Conformational Dynamics Of Alpha-Conotoxin Pnib In Complex Solvent Systems

Cone snails are slow-moving animals that secure survival by injecting to their prey a concoction of highly potent and stable neurotoxic peptides called conotoxins. These small toxins (similar to 10-30 AA) interact with ion channels and their diverse structures account for various variables such as the environment and the prey of preference. This study probed the conformational space of a-conotoxin PnIB from Conus pennaceus by performing all-atom molecular dynamics simulations on the conotoxin in complex solvent systems of water and octanol. Secondary structure analyses showed a uniform conformation for the pure (C100Oc, C100W) and minute (C95Oc, C5Oc) systems. In C50Oc, however, structural changes were observed.
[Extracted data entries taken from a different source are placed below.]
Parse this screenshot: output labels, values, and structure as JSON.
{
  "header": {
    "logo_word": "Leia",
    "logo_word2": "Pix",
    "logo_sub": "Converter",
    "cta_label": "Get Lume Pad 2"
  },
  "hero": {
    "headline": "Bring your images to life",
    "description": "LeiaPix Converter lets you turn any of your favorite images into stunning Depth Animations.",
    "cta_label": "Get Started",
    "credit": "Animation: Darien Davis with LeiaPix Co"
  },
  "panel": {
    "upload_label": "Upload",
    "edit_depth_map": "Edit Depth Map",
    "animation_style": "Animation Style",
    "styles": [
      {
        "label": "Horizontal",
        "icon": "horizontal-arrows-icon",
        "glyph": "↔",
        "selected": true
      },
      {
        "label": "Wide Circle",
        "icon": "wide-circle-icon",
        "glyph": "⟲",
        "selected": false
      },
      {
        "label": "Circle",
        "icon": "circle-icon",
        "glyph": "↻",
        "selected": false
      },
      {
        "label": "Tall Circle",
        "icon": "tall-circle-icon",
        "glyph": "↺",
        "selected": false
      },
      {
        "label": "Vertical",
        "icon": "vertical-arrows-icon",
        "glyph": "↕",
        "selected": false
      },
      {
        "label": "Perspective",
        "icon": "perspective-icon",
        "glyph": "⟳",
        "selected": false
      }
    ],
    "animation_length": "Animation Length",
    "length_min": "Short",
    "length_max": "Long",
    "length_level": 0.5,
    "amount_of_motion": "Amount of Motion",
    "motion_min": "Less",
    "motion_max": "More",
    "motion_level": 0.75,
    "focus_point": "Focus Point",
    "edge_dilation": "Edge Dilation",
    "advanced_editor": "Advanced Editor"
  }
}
The original helices were converted to turns and were shown to happen simultaneously with the elongation of the helix and shortening of end-to-end distance. The transitions complement the orientation of the peptide at the interface. The shift to the broken helix conformation is marked by the rearrangement of solvent molecules to a framework that favors the accumulation of water molecules at residues 6-11 of the H2 region. This promotes specific protein-solvent interactions that facilitate secondary structure transitions. As PnIB has shown favorable binding toward neuronal nicotinic acetylcholine receptors, this study may provide insights on this conotoxin's therapeutic potential.